Highly polar bonds and the meaning of covalency and ionicity—structure and bonding of alkali metal hydride oligomers

Abstract

The hydrogen–alkali metal bond is simple and archetypal, and thus an ideal model for studying the nature of highly polar element–metal bonds. Thus, we have theoretically explored the alkali metal hydride monomers, HM, and (distorted) cubic tetramers, (HM)₄, with M = Li, Na, K, and Rb, using density functional theory (DFT) at the BP86/TZ2P level. Our objective is to determine how the structure and thermochemistry (e.g., H–M bond lengths and strengths, oligomerization energies, etc.) of alkali metal hydrides depend on the metal atom, and to understand the emerging trends in terms of quantitative Kohn–Sham molecular orbital (KS-MO) theory. The H–M bond becomes longer and weaker, both in the monomers and tetramers, if one descends the periodic table from Li to Rb. Quantitative bonding analyses show that this trend is not determined by decreasing electrostatic attraction but, primarily, by the weakening in orbital interactions.
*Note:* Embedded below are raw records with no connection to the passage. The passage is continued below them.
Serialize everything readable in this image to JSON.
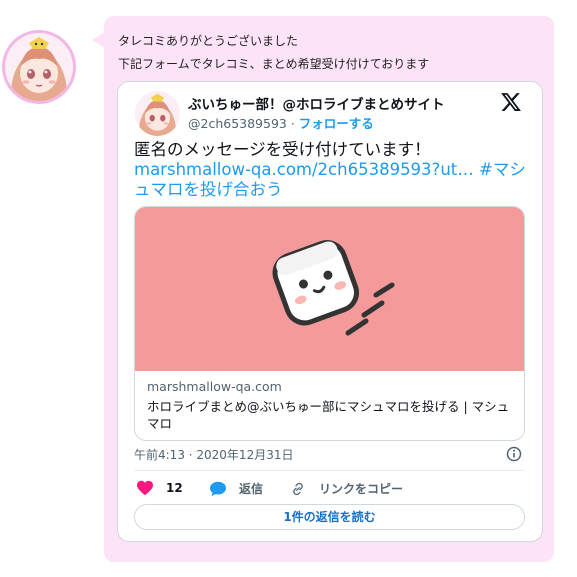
{
  "message": {
    "line1": "タレコミありがとうございました",
    "line2": "下記フォームでタレコミ、まとめ希望受け付けております"
  },
  "tweet": {
    "author_name": "ぶいちゅー部！@ホロライブまとめサイト",
    "handle": "@2ch65389593",
    "separator": " · ",
    "follow_label": "フォローする",
    "text": "匿名のメッセージを受け付けています！",
    "link_url": "marshmallow-qa.com/2ch65389593?ut…",
    "hashtag": "#マシュマロを投げ合おう",
    "card": {
      "domain": "marshmallow-qa.com",
      "title": "ホロライブまとめ@ぶいちゅー部にマシュマロを投げる | マシュマロ"
    },
    "timestamp": "午前4:13 · 2020年12月31日",
    "like_count": "12",
    "reply_label": "返信",
    "copy_link_label": "リンクをコピー",
    "read_replies_label": "1件の返信を読む"
  },
  "icons": {
    "x_logo": "x-logo-icon",
    "info": "info-icon",
    "heart": "heart-icon",
    "reply": "speech-bubble-icon",
    "link": "link-icon"
  },
  "colors": {
    "bubble": "#fde3f7",
    "accent": "#1d9bf0",
    "heart": "#f91880",
    "preview_bg": "#f49a9b"
  }
}
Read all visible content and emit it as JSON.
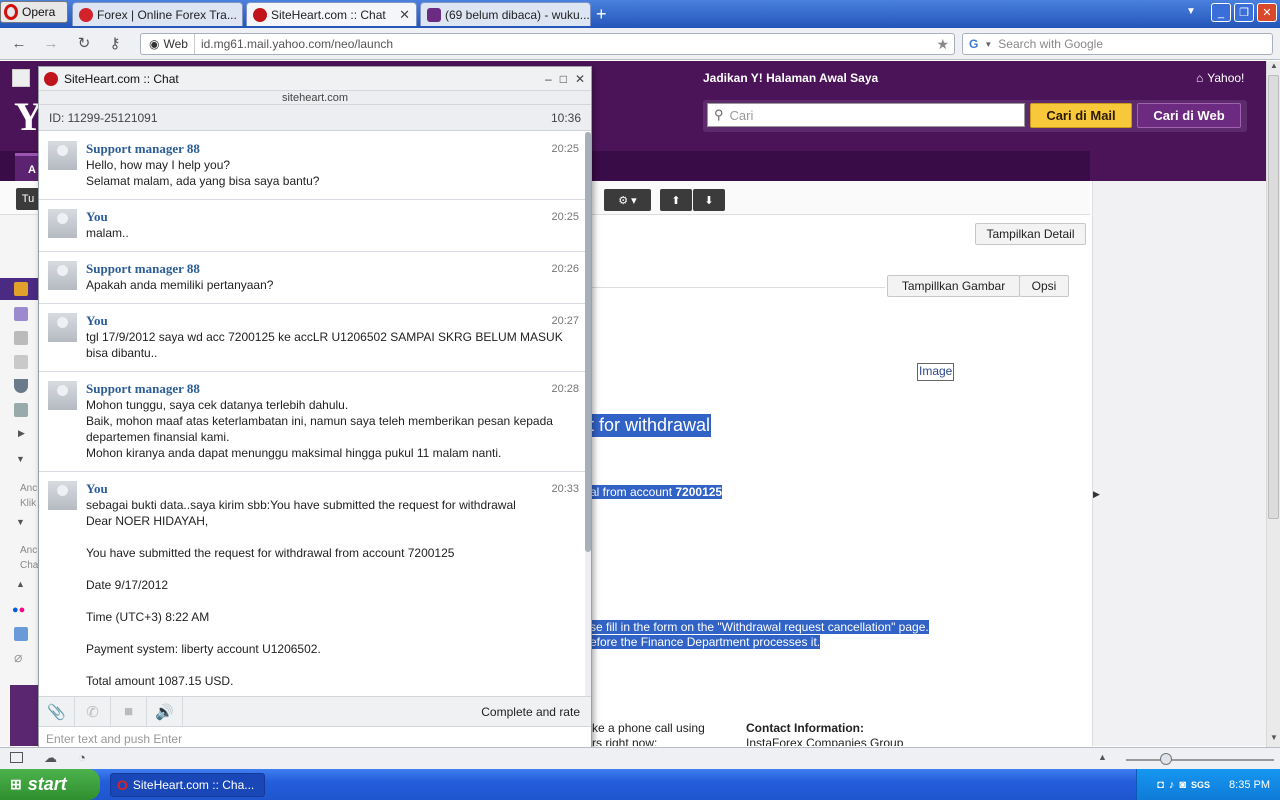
{
  "browser": {
    "opera_label": "Opera",
    "tabs": [
      {
        "label": "Forex | Online Forex Tra...",
        "active": false
      },
      {
        "label": "SiteHeart.com :: Chat",
        "active": true
      },
      {
        "label": "(69 belum dibaca) - wuku...",
        "active": false
      }
    ],
    "address": {
      "web_label": "Web",
      "url": "id.mg61.mail.yahoo.com/neo/launch"
    },
    "search_placeholder": "Search with Google"
  },
  "yahoo": {
    "homepage_link": "Jadikan Y! Halaman Awal Saya",
    "home_label": "Yahoo!",
    "search_placeholder": "Cari",
    "search_mail_btn": "Cari di Mail",
    "search_web_btn": "Cari di Web",
    "show_detail_btn": "Tampilkan Detail",
    "show_images_btn": "Tampillkan Gambar",
    "options_btn": "Opsi",
    "image_label": "Image",
    "heading_fragment": "t for withdrawal",
    "line_fragment_1": "al from account ",
    "line_fragment_1_bold": "7200125",
    "line_fragment_2": "se fill in the form on the \"Withdrawal request cancellation\" page.",
    "line_fragment_3": "efore the Finance Department processes it.",
    "footer_left_1": "ke a phone call using",
    "footer_left_2": "rs right now:",
    "footer_right_title": "Contact Information:",
    "footer_right_2": "InstaForex Companies Group",
    "side_fragments": [
      "Anc",
      "Klik",
      "Anc",
      "Cha"
    ]
  },
  "chat": {
    "window_title": "SiteHeart.com :: Chat",
    "site": "siteheart.com",
    "chat_id": "ID: 11299-25121091",
    "clock": "10:36",
    "messages": [
      {
        "name": "Support manager 88",
        "time": "20:25",
        "text": "Hello, how may I help you?\nSelamat malam, ada yang bisa saya bantu?"
      },
      {
        "name": "You",
        "time": "20:25",
        "text": "malam.."
      },
      {
        "name": "Support manager 88",
        "time": "20:26",
        "text": "Apakah anda memiliki pertanyaan?"
      },
      {
        "name": "You",
        "time": "20:27",
        "text": "tgl 17/9/2012 saya wd acc 7200125 ke accLR U1206502 SAMPAI SKRG BELUM MASUK\nbisa dibantu.."
      },
      {
        "name": "Support manager 88",
        "time": "20:28",
        "text": "Mohon tunggu, saya cek datanya terlebih dahulu.\nBaik, mohon maaf atas keterlambatan ini, namun saya teleh memberikan pesan kepada\ndepartemen finansial kami.\nMohon kiranya anda dapat menunggu maksimal hingga pukul 11 malam nanti."
      },
      {
        "name": "You",
        "time": "20:33",
        "text": "sebagai bukti data..saya kirim sbb:You have submitted the request for withdrawal\nDear NOER HIDAYAH,\n\nYou have submitted the request for withdrawal from account 7200125\n\nDate 9/17/2012\n\nTime (UTC+3) 8:22 AM\n\nPayment system: liberty account U1206502.\n\nTotal amount 1087.15 USD."
      }
    ],
    "complete_and_rate": "Complete and rate",
    "input_placeholder": "Enter text and push Enter"
  },
  "taskbar": {
    "start_label": "start",
    "task_label": "SiteHeart.com :: Cha...",
    "clock": "8:35 PM",
    "tray_badge": "SGS"
  }
}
The latter become less stabilizing along Li–Rb because the bond overlap between the singly occupied molecular orbitals (SOMOs) of H˙ and M˙ radicals decreases as the metal ns atomic orbital (AO) becomes larger and more diffuse. Thus, the H–M bond behaves as a text-book electron-pair bond and, in that respect, it is covalent, despite a high polarity. For the lithium and sodium hydride tetramers, the H₄ tetrahedron is larger than and surrounds the M₄ cluster (i.e., H–H > M–M). Interestingly, this is no longer the case in the potassium and rubidium hydride tetramers, in which the H₄ tetrahedron is smaller than and inside the M₄ cluster (i.e., H–H < M–M).